On February 19, 1909, a Greek worker named John Masourides shot and killed a respected police officer. For many residents of South Omaha, this was the last straw: the Greeks had to go.
Two days after the incident, a mass meeting was called to decide how to “rid the city of the undesirable Greeks.”At the close of the meeting, a mob descended on the Greek quarter. They attacked the Greeks, rioted, and destroyed property. The Greeks fled the city. The governor called in the National Guard. Order was restored, but the bigots of South Omaha had accomplished their goal: the Greeks were gone, and most of them would never return. The mass exodus almost wiped out the parish of St. John the Baptist.
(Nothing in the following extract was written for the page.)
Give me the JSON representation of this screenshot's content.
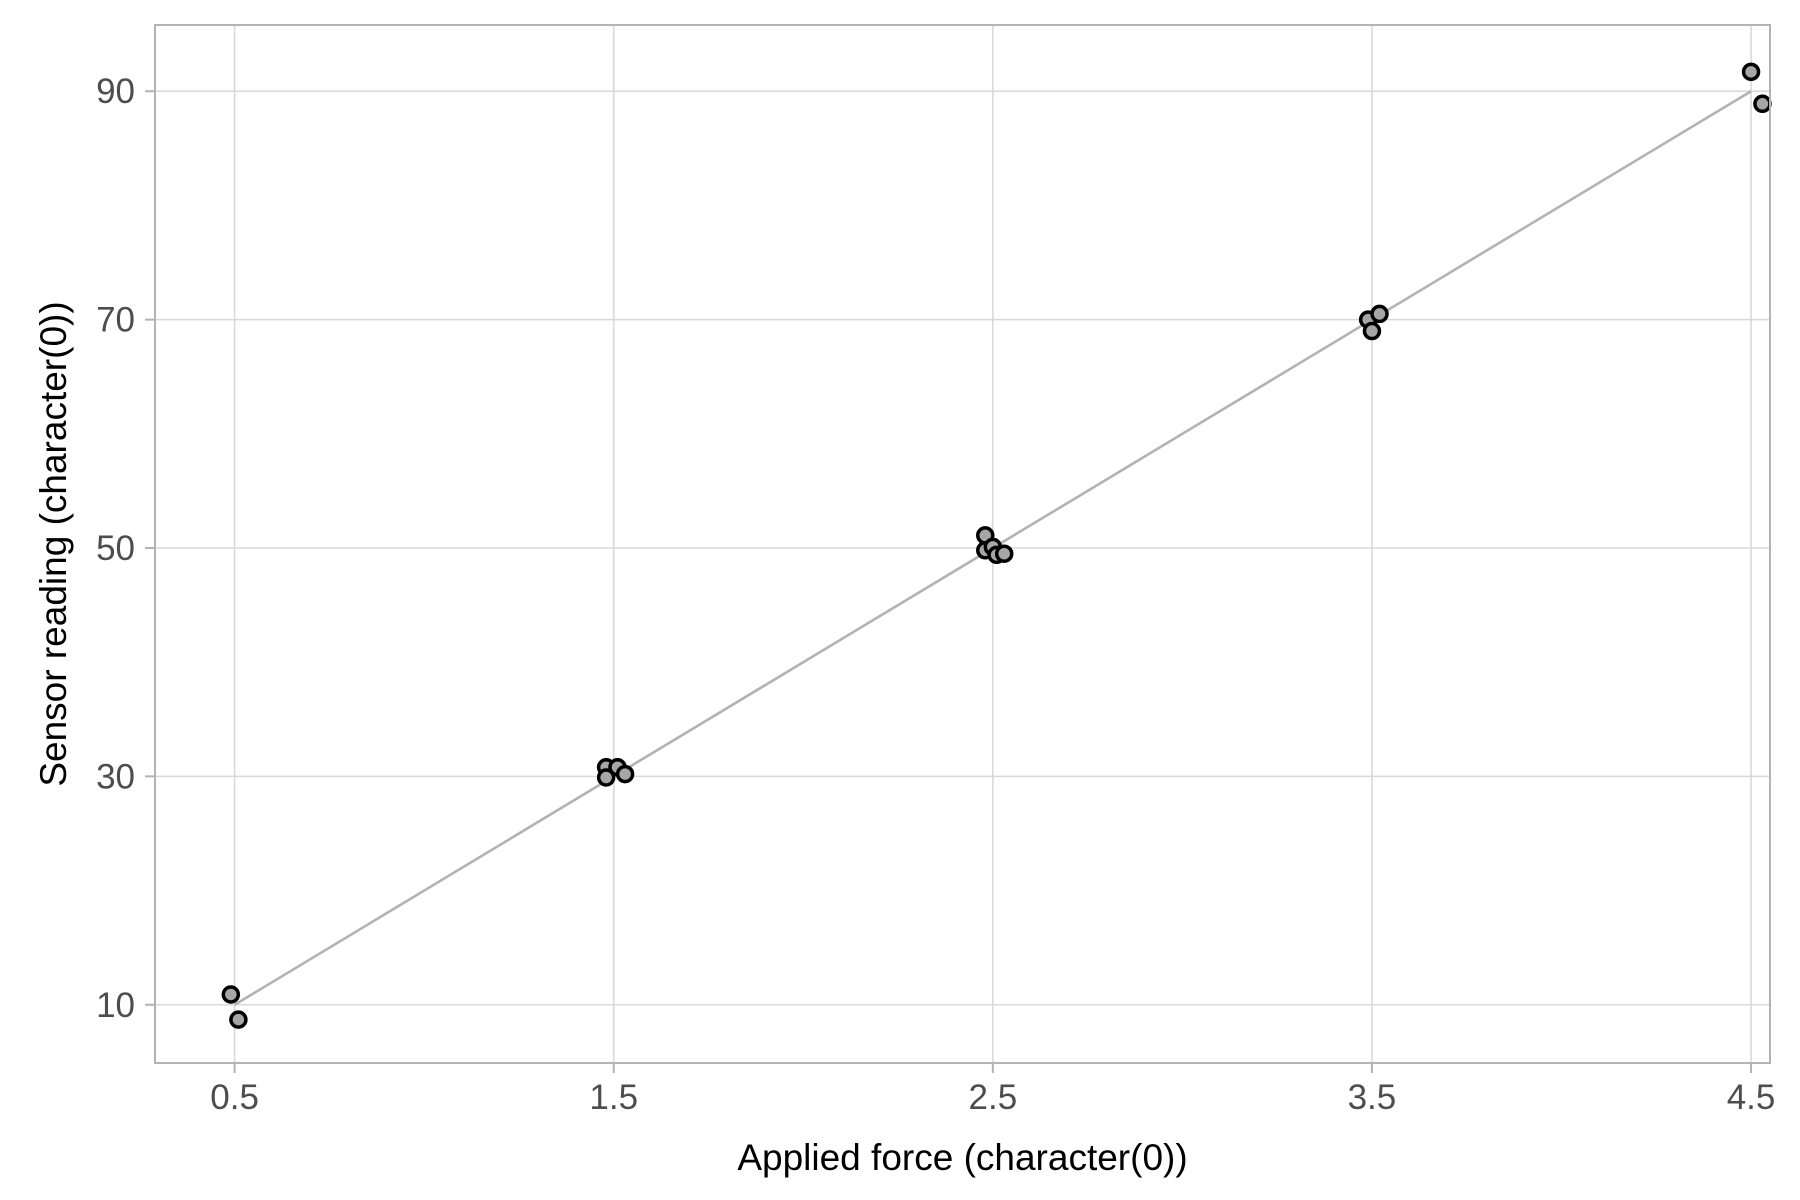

As if all that wasn’t enough, a year later, a young Greek named Nicholas Jimikas was shot and killed by police. He is buried in an unmarked grave in Omaha’s Fort Lawn Cemetery.
Masourides, the Greek man whose shooting of a policeman sparked the riots, was initially convicted of first-degree murder, and sentenced to death. He appealed to the Nebraska Supreme Court, which reversed the decision. In the end, Masourides was convicted of second-degree murder and sentenced to fourteen years in prison, but less than halfway through that sentence, he was furloughed by the governor and then deported. (To read more about the Masourides case, see Masourides v. State in the Northwestern Reporter, volume 125. Also see this page, dedicated to Edward Lowry, the police officer killed by Masourides.)
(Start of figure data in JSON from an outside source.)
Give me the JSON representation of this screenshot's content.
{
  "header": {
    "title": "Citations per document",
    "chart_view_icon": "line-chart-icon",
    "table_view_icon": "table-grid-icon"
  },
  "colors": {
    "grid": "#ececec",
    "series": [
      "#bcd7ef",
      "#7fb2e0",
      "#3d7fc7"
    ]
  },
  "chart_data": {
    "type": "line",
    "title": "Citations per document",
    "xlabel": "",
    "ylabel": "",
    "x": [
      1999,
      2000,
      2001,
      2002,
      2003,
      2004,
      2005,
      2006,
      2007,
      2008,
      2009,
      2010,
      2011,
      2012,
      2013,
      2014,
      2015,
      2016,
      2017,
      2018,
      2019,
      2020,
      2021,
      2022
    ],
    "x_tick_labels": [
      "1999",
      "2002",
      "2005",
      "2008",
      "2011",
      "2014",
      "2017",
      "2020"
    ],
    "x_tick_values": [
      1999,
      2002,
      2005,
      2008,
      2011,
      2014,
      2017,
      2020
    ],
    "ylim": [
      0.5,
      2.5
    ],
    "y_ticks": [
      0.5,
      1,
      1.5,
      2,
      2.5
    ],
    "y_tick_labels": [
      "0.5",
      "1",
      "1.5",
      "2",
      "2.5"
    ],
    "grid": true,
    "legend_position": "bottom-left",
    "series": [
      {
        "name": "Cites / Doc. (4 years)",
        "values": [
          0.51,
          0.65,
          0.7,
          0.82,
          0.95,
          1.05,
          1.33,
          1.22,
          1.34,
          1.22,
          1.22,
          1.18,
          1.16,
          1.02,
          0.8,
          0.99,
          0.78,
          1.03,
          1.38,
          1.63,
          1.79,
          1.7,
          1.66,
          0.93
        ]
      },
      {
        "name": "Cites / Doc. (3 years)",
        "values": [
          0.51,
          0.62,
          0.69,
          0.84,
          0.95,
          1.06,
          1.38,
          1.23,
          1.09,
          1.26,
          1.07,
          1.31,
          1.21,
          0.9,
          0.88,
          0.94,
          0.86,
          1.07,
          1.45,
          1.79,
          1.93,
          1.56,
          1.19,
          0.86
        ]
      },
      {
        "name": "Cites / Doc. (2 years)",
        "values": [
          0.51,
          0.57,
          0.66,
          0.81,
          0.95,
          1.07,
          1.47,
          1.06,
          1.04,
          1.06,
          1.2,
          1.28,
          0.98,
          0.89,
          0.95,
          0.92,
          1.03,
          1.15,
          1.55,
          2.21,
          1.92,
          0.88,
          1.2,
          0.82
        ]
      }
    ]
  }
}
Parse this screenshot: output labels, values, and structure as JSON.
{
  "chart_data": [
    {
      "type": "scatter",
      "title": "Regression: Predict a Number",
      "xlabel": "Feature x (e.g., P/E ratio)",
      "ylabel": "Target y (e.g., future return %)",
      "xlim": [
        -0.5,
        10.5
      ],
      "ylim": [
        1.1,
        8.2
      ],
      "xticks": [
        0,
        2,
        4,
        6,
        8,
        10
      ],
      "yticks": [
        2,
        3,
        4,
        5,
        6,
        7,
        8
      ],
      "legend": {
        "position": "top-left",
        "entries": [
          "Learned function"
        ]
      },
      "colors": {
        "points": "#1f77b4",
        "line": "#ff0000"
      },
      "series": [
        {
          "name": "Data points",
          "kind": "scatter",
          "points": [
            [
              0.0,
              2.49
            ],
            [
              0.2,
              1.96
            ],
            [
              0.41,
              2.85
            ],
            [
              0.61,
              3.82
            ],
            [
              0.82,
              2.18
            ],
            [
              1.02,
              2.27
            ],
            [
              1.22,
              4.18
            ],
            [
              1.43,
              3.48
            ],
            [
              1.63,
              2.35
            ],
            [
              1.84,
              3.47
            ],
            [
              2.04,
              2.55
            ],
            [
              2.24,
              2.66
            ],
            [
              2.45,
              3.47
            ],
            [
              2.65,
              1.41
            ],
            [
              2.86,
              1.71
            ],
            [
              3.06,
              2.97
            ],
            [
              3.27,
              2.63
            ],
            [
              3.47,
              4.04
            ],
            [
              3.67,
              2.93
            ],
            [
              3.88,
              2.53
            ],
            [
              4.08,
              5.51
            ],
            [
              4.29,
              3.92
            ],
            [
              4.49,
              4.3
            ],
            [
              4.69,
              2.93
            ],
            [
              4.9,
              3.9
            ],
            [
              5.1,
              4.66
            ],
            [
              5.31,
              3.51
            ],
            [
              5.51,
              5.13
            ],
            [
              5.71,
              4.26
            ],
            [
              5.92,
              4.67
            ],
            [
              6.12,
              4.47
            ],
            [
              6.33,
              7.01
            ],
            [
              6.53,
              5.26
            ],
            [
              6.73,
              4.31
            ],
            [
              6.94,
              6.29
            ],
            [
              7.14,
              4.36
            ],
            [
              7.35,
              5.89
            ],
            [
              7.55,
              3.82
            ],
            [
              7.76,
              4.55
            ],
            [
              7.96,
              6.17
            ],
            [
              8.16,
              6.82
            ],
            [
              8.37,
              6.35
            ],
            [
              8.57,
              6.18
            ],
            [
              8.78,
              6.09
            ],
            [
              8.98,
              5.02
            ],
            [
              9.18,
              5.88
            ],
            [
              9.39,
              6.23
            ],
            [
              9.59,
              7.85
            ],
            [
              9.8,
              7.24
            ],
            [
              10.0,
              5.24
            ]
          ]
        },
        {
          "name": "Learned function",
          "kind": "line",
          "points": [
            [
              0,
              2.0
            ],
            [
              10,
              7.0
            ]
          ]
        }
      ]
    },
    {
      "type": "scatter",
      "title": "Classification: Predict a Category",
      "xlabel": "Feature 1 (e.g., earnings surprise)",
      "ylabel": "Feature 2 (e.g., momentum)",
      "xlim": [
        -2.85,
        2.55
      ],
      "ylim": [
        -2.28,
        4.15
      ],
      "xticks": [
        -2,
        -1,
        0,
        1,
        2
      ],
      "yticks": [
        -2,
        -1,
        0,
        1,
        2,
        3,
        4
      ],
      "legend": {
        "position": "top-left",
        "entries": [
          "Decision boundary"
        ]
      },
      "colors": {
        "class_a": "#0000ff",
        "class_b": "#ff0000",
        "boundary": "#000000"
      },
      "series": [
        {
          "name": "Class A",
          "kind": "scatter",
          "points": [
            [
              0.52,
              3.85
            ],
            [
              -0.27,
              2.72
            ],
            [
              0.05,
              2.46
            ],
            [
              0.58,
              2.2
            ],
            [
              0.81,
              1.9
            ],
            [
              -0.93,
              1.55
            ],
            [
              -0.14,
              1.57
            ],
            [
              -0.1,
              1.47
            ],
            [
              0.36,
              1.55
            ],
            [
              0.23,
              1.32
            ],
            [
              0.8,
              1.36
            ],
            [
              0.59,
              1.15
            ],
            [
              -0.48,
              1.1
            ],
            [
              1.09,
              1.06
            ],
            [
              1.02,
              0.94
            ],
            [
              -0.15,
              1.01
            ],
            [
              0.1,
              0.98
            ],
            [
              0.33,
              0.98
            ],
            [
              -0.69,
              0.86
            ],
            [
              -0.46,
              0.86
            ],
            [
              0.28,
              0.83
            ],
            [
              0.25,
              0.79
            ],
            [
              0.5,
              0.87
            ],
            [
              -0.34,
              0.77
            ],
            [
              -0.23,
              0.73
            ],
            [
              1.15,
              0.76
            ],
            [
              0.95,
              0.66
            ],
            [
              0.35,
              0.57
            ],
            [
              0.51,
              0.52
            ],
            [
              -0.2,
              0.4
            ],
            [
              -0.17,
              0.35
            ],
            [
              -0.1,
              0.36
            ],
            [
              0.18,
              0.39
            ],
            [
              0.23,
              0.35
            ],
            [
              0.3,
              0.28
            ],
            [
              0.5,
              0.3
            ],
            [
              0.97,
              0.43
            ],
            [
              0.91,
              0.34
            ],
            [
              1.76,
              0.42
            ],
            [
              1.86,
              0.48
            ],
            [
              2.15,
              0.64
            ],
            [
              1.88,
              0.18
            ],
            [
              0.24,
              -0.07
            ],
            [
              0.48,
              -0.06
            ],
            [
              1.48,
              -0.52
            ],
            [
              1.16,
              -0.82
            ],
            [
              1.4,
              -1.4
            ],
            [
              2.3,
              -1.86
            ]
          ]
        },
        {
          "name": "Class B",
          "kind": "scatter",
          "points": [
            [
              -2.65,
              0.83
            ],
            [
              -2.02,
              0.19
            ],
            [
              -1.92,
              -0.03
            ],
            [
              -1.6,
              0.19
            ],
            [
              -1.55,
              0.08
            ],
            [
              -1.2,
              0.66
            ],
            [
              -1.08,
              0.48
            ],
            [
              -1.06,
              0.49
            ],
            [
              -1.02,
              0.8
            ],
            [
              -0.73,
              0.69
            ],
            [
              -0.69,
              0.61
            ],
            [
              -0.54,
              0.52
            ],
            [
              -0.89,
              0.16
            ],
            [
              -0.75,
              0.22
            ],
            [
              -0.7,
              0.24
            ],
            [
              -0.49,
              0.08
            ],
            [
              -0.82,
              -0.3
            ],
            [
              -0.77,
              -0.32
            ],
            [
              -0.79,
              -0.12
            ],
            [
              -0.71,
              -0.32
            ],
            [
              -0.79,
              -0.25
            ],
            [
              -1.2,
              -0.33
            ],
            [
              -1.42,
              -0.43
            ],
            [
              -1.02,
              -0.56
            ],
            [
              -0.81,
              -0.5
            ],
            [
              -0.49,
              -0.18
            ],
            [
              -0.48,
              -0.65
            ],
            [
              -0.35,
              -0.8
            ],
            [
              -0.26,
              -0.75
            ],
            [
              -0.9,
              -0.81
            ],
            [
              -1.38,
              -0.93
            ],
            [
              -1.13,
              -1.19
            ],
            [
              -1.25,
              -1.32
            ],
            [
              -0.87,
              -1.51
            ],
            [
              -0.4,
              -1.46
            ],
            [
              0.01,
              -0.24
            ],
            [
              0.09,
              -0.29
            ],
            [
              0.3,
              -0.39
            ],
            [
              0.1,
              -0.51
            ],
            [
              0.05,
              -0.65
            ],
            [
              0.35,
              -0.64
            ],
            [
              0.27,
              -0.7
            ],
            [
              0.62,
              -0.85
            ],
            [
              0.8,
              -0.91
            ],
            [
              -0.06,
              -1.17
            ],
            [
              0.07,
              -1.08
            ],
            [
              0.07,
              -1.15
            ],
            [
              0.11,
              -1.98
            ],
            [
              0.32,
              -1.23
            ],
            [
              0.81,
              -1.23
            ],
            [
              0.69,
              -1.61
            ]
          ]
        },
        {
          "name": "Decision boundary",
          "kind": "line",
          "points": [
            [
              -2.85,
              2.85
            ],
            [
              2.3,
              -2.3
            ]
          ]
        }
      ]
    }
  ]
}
For more on the Omaha riots, see this US Congressional report from 1916, which gives a lot of details. Also, see a profile of St. John the Baptist church, written by Jim Golding and published in the December 1999 issue of the Greek Archdiocese’s Orthodox Observer. Interestingly, the history on the Omaha parish website makes literally no mention of the 1909 riots and their effects on the parish.
[5/10/16 update: An earlier version of this article stated that Nicholas Jimikas was lynched, not just shot, by police. I believe I based this statement on Jim Golding’s 1999 article on the Omaha parish. Recently, Steve Frangos decided to investigate this claim, and he found no contemporary evidence that Jimikas was lynched. According to Frangos, “The Omaha Daily Bee reports that Jimikas died on June 14, 1910 of gun shot wounds; the Iowa State Bystander June 17, 1910 reports Jimikas was fatally shot and the Omaha World-Herald July 10, 1910 carries a story on how the Ottoman government wants to know the circumstances of Jimikas’ death—since that account reports Jimikas was shot by a policeman.” Without any better evidence that Jimikas was lynched, I’ve revised the article above to say that he was shot.]